Un abbraccio e poi più niente

«Mio figlio e io viviamo nel terrore. Ogni mattina mi sveglio con la paura di un nuovo assalto di forze dell’ordine e assistenti sociali incaricati di portarmelo via contro la sua volontà. Mi sono separata quando L. aveva due anni e mezzo, dopo aver subìto abusi e maltrattamenti. Ho sempre portato mio figlio agli incontri con il padre, nonostante la sua paura; quando tornava a casa vomitava e piangeva. Ha gridato che lui quel padre non voleva vederlo, ma nessun giudice si è degnato di ascoltarlo. Sono finita in un calvario giudiziario, ho subito due Ctu, più le perizie psichiatriche, mio figlio per l’angoscia ha sviluppato una malattia autoimmune. Eppure, nonostante le persecuzioni giudiziarie, in ogni relazione il mio bambino è stato definito solare ed equilibrato. Oggi sia il padre che io siamo entrambi sospesi dalla responsabilità genitoriale e su mio figlio pende un decreto di allontanamento. In qualsiasi momento potrebbero portarlo in casa-famiglia, interrompendo ogni rapporto con me. Lo Stato vuole cancellarmi per lavargli il cervello e consegnarlo ad un uomo violento. Lotterò per difenderlo fino a che avrò respiro.» Laura resiste in attesa del pronunciamento della Cassazione cui ha fatto ricorso.

A Ginevra invece la figlia è stata portata via quando aveva 18 mesi, da un ex-partner violento e ricchissimo. Soltanto nel giugno del 2020 è riuscita brevemente a riabbracciarla, prima che le venisse sottratta di nuovo. Ginevra fa la maestra e oggi si è trasferita a vivere a Lipari, dove coltiva un meraviglioso giardino che ha il nome della sua bambina. «Descrivere il dolore disumano di questa separazione è impossibile. Così come condensare un calvario giudiziario nel quale da vittima di un uomo che mi picchiava in gravidanza e quando allattavo, e che mi teneva sequestrata in casa nascondendomi addirittura le scarpe, sono diventata una madre colpevole, accusata, pensate, di “disturbo istrionico della personalità”. Da una famosa perita che, da me registrata, ha ammesso di scrivere nelle relazioni non la verità ma ciò che il cliente chiede.» Un video tuttora presente in rete. «Sette psichiatri» dice tra le lacrime Ginevra «hanno certificato la mia sanità mentale, così come le tante mamme dei bambini a cui ho fatto la maestra. Eppure mia figlia è stata affidata al padre, già condannato per lesioni.» Una ragazzina, oggi dodicenne, che un giorno apre Internet e scopre tutta la sua storia, chiede disperatamente di vedere la madre, la incontra e in un infinito abbraccio madre e figlia si fondono nell’amore.
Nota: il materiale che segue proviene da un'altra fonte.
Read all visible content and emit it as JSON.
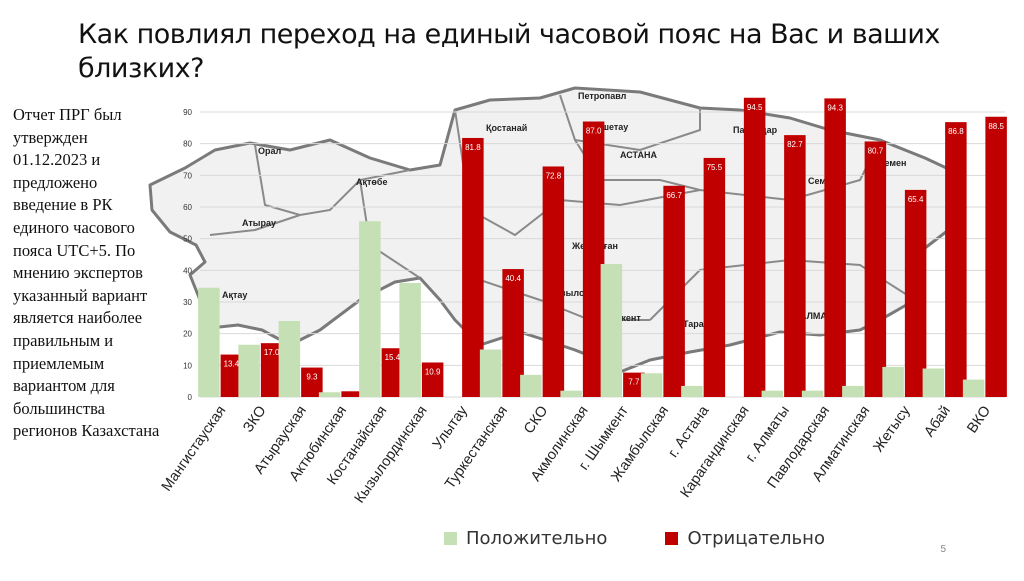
{
  "slide": {
    "title": "Как повлиял переход на единый часовой пояс на Вас и ваших близких?",
    "side_note": "Отчет ПРГ был утвержден 01.12.2023 и предложено введение в РК единого часового пояса UTC+5. По мнению экспертов указанный вариант является наиболее правильным и приемлемым вариантом для большинства регионов Казахстана",
    "page_number": "5"
  },
  "map_labels": [
    "Орал",
    "Ақтөбе",
    "Атырау",
    "Ақтау",
    "Қостанай",
    "Петропавл",
    "Көкшетау",
    "АСТАНА",
    "Павлодар",
    "Семей",
    "Өскемен",
    "Жезқазған",
    "Қызылорда",
    "Шымкент",
    "Тараз",
    "АЛМАТЫ"
  ],
  "colors": {
    "positive": "#c5e0b4",
    "negative": "#c00000",
    "map_stroke": "#7a7a7a",
    "map_fill": "#f1f1f1"
  },
  "chart_data": {
    "type": "bar",
    "categories": [
      "Мангистауская",
      "ЗКО",
      "Атырауская",
      "Актюбинская",
      "Костанайская",
      "Кызылординская",
      "Улытау",
      "Туркестанская",
      "СКО",
      "Акмолинская",
      "г. Шымкент",
      "Жамбылская",
      "г. Астана",
      "Карагандинская",
      "г. Алматы",
      "Павлодарская",
      "Алматинская",
      "Жетысу",
      "Абай",
      "ВКО"
    ],
    "series": [
      {
        "name": "Положительно",
        "color": "#c5e0b4",
        "values": [
          34.5,
          16.5,
          24.0,
          1.5,
          55.5,
          36.0,
          0.0,
          15.0,
          7.0,
          2.0,
          42.0,
          7.5,
          3.5,
          0.0,
          2.0,
          2.0,
          3.5,
          9.5,
          9.0,
          5.5
        ],
        "labels": []
      },
      {
        "name": "Отрицательно",
        "color": "#c00000",
        "values": [
          13.4,
          17.0,
          9.3,
          1.8,
          15.4,
          10.9,
          81.8,
          40.4,
          72.8,
          87.0,
          7.7,
          66.7,
          75.5,
          94.5,
          82.7,
          94.3,
          80.7,
          65.4,
          86.8,
          88.5
        ],
        "labels": [
          "13.4",
          "17.0",
          "9.3",
          "",
          "15.4",
          "10.9",
          "81.8",
          "40.4",
          "72.8",
          "87.0",
          "7.7",
          "66.7",
          "75.5",
          "94.5",
          "82.7",
          "94.3",
          "80.7",
          "65.4",
          "86.8",
          "88.5"
        ]
      }
    ],
    "y_ticks": [
      "0",
      "10",
      "20",
      "30",
      "40",
      "50",
      "60",
      "70",
      "80",
      "90"
    ],
    "ylim": [
      0,
      90
    ],
    "grid": true,
    "legend": "bottom"
  }
}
Però il lieto fine non c’è: alla fine il padre convince la bambina a non incontrare più la madre. Ginevra coltiva fiori a Lipari, e ad arrendersi non ci pensa proprio: «Io continuerò a scrivere e a denunciare questo scandalo. Arriveranno i 18 anni e mia figlia potrà finalmente venire a cercarmi. Leggerà, saprà. Io la aspetterò sempre con tutto il mio infinito amore».